New Clio sets tone for Renault's future
|Bruce Gain is an Automotive News Europe correspondent in France.|
The new Renault Clio's bold design and attractive options could help the company regain traction in Europe's biggest segment, where the French automaker has struggled. The subcompact's sensual looks make it stand out from the three previous generations, which is what Renault design chief Laurens van den Acker wanted for the first car he managed from start to finish since joining the company from Mazda in 2009.
Market watchers say the Clio does what van den Acker promised: It sets the tone for a new, more consistent style for upcoming Renaults.
"As the first hint of what we are going to see in the future, I think it bodes quite well for the company," said Ian Fletcher, an analyst at IHS Automotive.
Van den Acker told me a couple of years ago that Renault CEO Carlos Ghosn said the French automaker is in the business of "making hamburgers and not sushi." It was Ghosn's way of reminding the designer that the carmaker's styling should be more mainstream. But the Clio shows that mainstream doesn't have to mean boring.
"The design should draw interest in the showroom, which Renault is desperately in need of," said Fletcher said. "It will be interesting to see how it will [appeal] to drivers in French villages or around Europe."
Renault also packed the car with affordable options such as its new R-Link infotainment system and a back-up camera. Even with the upgrades, Renault has lowered the new Clio's starting price in France to 13,700 euros compared with the 13,950-euro base price for the car's previous generation. Renault started taking orders for the new Clio this week.

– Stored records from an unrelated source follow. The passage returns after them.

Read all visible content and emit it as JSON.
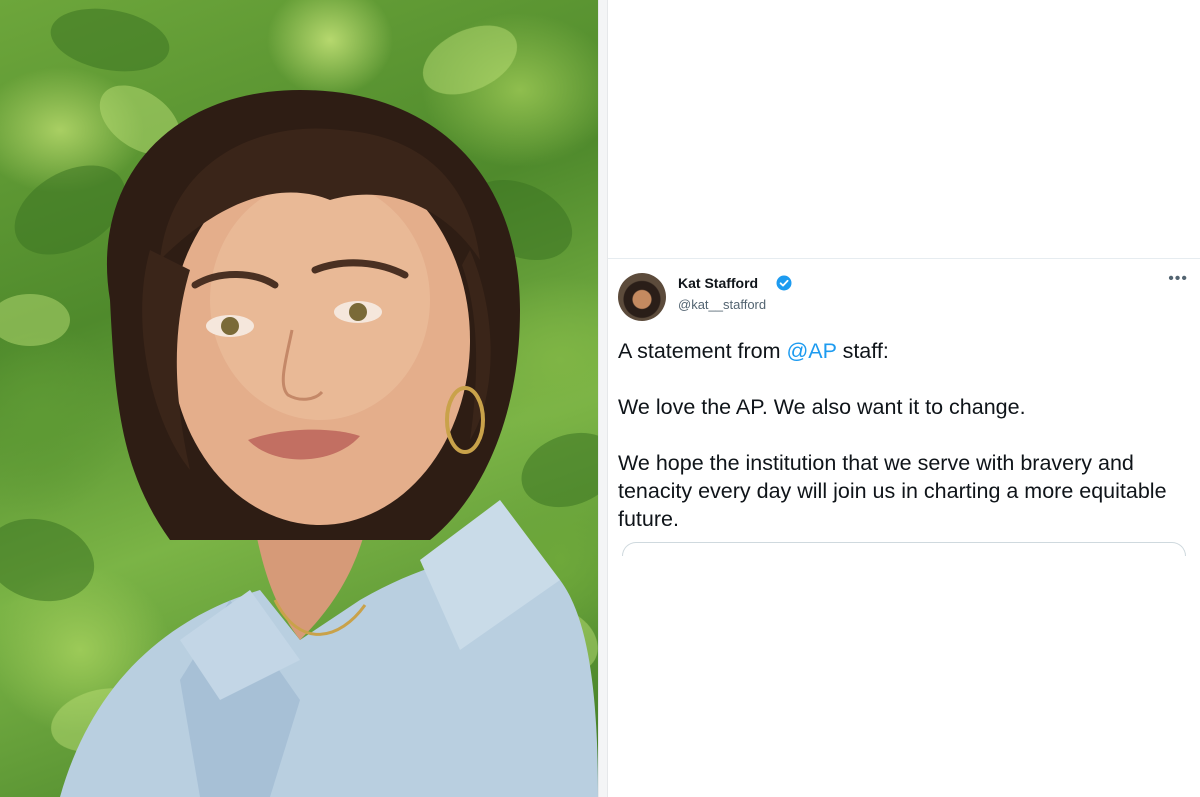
{
  "tweet": {
    "author_name": "Kat Stafford",
    "author_handle": "@kat__stafford",
    "verified": true,
    "more_icon": "more-horizontal-icon",
    "text_prefix": "A statement from ",
    "mention": "@AP",
    "text_suffix": " staff:",
    "paragraph_2": "We love the AP. We also want it to change.",
    "paragraph_3": "We hope the institution that we serve with bravery and tenacity every day will join us in charting a more equitable future."
  },
  "colors": {
    "mention": "#1d9bf0",
    "verified_badge": "#1d9bf0",
    "text": "#0f1419",
    "secondary_text": "#536471"
  }
}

Renault needs to find the right price and the right perks if it wants to become more competitive in Europe's crucial subcompact segment, where the Clio ranked fourth in 2011 behind the Ford Fiesta, Volkswagen Polo and Opel/Vauxhall. Renault sold 305,000 Clios last year, down 13 percent from 2010 and well below the 420,600 units sold in 2007, according to market researchers JATO Dynamics. That means Renault will need a sales surge to reach its European sales target of 350,000 units to 400,000 units in Europe.
If it achieves the tough target, the fourth-generation Clio would provide Renault the kind of momentum needed to end its struggles in its most important market.